PUD sees growth in renewable energy program returns
September 24, 2020
At Tuesday's meeting of the Wahkiakum PUD board of commissioners, Auditor Erin Wilson reported that the PUD would pay out nearly $30,000 total to 13 customers participating in a renewable energy program this year.
The payments are used as a credit towards the PUD electric excise tax, which she said averages between $8,000 and $17,000 per month.
Commissioner Bob Jungers noted that it was money that stayed in the county instead of going to Olympia.
“I never thought we’d have that many [people participating] in Wahkiakum County," Commissioner Dennis Reid said. “We’ve got them and it seems like it’s working well for them.”
Wilson said that 2016 was the first year that anyone locally participated in the program and the PUD paid out a little over $2,100 that year.
Reid encouraged the PUD to consider doing a little bit each year to work on getting water to Deep River.
“I think we need to have some kind of plan we can submit and get on a list at Public Works so if money ever does come available, we can get some,” Reid said.
“I’ll definitely put some thought into that,” General Manager Dave Tramblie replied.
Tramblie said he had recently brought in a specialist to help the PUD address problems with high water pressure on Puget Island.
“Long story short, he made some adjustments that I believe should alleviate the events that have occurred that created the high pressure,” Tramblie said. “We think we have it resolved.”
He also reported that the Skamokawa Water Project was progressing.
“I think there have been a few minor hiccups and they are behind schedule by a day or two,” Tramblie said, "but outside of that, they’re moving right along.”
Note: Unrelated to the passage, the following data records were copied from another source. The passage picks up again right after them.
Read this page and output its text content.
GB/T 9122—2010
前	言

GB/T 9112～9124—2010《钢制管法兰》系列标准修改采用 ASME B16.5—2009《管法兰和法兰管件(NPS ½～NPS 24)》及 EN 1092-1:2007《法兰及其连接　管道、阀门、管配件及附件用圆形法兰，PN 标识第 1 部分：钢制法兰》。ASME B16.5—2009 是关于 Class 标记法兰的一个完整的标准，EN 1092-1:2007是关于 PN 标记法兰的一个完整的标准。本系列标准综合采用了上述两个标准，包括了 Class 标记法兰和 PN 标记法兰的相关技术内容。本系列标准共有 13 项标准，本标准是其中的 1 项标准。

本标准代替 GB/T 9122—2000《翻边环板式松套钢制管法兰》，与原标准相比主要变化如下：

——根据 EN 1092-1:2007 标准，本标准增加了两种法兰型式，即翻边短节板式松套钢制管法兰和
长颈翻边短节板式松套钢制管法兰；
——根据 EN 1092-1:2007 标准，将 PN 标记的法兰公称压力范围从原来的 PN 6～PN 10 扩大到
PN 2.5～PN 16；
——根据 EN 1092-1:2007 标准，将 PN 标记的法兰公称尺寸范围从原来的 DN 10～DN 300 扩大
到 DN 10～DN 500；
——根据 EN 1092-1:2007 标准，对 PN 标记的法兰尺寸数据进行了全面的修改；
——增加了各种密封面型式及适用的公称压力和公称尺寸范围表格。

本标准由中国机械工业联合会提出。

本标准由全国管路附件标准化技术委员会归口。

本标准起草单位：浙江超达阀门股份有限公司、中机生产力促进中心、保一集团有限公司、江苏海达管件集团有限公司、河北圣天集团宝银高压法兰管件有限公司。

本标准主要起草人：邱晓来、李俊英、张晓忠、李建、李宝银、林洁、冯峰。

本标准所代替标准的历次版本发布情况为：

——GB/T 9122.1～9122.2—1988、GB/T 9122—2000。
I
Broadband consultant Steve Carson gave an update on grant applications. The PUD will have to resubmit for a Community Economic Revitalization Board construction grant after learning that the guidelines for the application were far more specific than they were initially lead to believe.
“We will be applying in another two months,” Carson said, “but the good news is it will allow us to be very specific with what we’ve got from the Public Works Board.”
Meanwhile, the PUD is still looking for other grants and waiting to hear if they’ve received any funding from the Public Works Board.
The meeting was closed for an executive session to discuss potential litigation.